T.G. Bonney was a British geologist who never visited southern Africa, but published some work locally. He showed an interest in fossils and geology from an early age and studied at St. John's College, Cambridge, from about 1852, graduating in classics and mathematics in 1856. After some time as a mathematics teacher at Westminster School he prepared for holy orders and was ordained a priest in 1858. He was elected a fellow of St. John's College the next year. From 1868 he was a tutor (and from 1869 a lecturer) in geology at that college and did much to promote the study of microscopic petrography. At some stage he was awarded the Doctor of Science (DSc) degree by the University of Cambridge. He was self-taught in geology, but in 1877 was appointed professor of geology at University College, London (concurrently with his post at St John's College) where he remained until 1901. He left Cambridge for Hampstead in 1881, but returned in 1905
Most of Bonney's work related to mineralogy, petrology and later glaciology. He knew the Alps well and was a good climber. A prolific writer, he published on the geology of various regions in Britain and continental Europe, on volcanoes, the Alps and the Canadian rockies. His introductory and more popular books included The story of our planet (1893), Ice-work (1896), Volcanoes (1899), Charles Lyell and modern geology (1905), and The building of the Alps (1913). He also wrote several books on the cathedral churches of England and Wales and on the holy places of Jerusalem. A number of his sermons were also published.

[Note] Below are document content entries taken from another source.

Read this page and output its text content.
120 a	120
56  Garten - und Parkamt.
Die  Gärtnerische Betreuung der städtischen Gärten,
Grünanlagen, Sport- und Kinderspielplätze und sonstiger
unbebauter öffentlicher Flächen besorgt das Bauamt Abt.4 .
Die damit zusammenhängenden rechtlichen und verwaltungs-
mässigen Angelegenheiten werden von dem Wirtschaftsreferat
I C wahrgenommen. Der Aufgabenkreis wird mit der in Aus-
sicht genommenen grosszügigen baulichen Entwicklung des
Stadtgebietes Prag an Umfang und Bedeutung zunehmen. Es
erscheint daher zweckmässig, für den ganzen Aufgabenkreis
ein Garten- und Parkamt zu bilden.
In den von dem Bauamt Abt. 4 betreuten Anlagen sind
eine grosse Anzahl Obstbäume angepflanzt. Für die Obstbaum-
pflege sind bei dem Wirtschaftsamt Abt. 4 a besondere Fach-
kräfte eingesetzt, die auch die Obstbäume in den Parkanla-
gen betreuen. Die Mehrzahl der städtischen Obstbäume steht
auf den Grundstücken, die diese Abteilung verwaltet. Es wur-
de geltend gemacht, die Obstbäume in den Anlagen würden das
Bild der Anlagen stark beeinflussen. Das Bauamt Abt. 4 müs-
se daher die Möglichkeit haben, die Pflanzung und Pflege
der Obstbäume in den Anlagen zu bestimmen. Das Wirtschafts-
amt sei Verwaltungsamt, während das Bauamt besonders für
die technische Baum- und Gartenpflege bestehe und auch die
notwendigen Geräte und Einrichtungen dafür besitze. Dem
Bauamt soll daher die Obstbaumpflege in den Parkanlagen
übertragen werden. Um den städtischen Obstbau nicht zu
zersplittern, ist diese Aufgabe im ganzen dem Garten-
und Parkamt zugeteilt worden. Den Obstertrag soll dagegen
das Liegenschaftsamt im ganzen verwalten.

Bonney had a strong interest in the diamond-bearing rocks of Kimberley and some other South African mines. In 1891 and 1895, in collaboration with Miss Catherine A. Raisin, he published two papers in the Geological Magazine on the diamond-bearing rocks of Kimberley, followed by a further paper by him alone in 1897. Two years later, in a paper on "The parent rock of the diamond in South Africa" (Proceedings of the Royal Society, 1899, 1900) he concluded that diamonds had not originally been formed in kimberlite (the so-called blue ground), but rather in the coarse-grained, ultramafic rock known as eclogite. In response F. Garner Williams* examined some twenty tons of eclogite, which had been discarded as waste at the Kimberley mine, but found no diamonds in it. One of Bonney's subsequent papers, "On the supposed Kimberlite magma and eclogite concretions", appeared in the Transactions of the Geological Society of South Africa in 1905 (Vol. 10, pp. 95-100). His last paper on the diamondiferous rocks of Kimberley was published in Nature in 1908. He also edited a volume, Papers and notes on the genesis and matrix of the diamond (1897), representing the formerly unpublished work of Henry C. Lewis. In 1905 he was elected an honorary member of the Geological Society of South Africa.
Bonney was a member of the British Association for the Advancement of Science from 1871, serving as secretary in 1881-1885, president of Section C in 1886, a member of its Committee on Seismology around 1905, and as president of the Association in 1910. He was a Fellow of the Geological Society of London, of which he was secretary from 1878 to 1885, receiving its Wollaston medal in 1889. He was elected a Fellow of the Royal Society of London in 1878, and served as president of the Mineralogical Society during 1884-1886. Honorary doctoral degrees were conferred upon him by the Universities of Dublin, Sheffield, and Montreal. His autobiography, Memory of a long life appeared in 1921. His valuable collection of rocks and micro-sections was presented to the Sedgwick Museum, Cambridge, where he worked as a voluntary demonstrator after his retirement.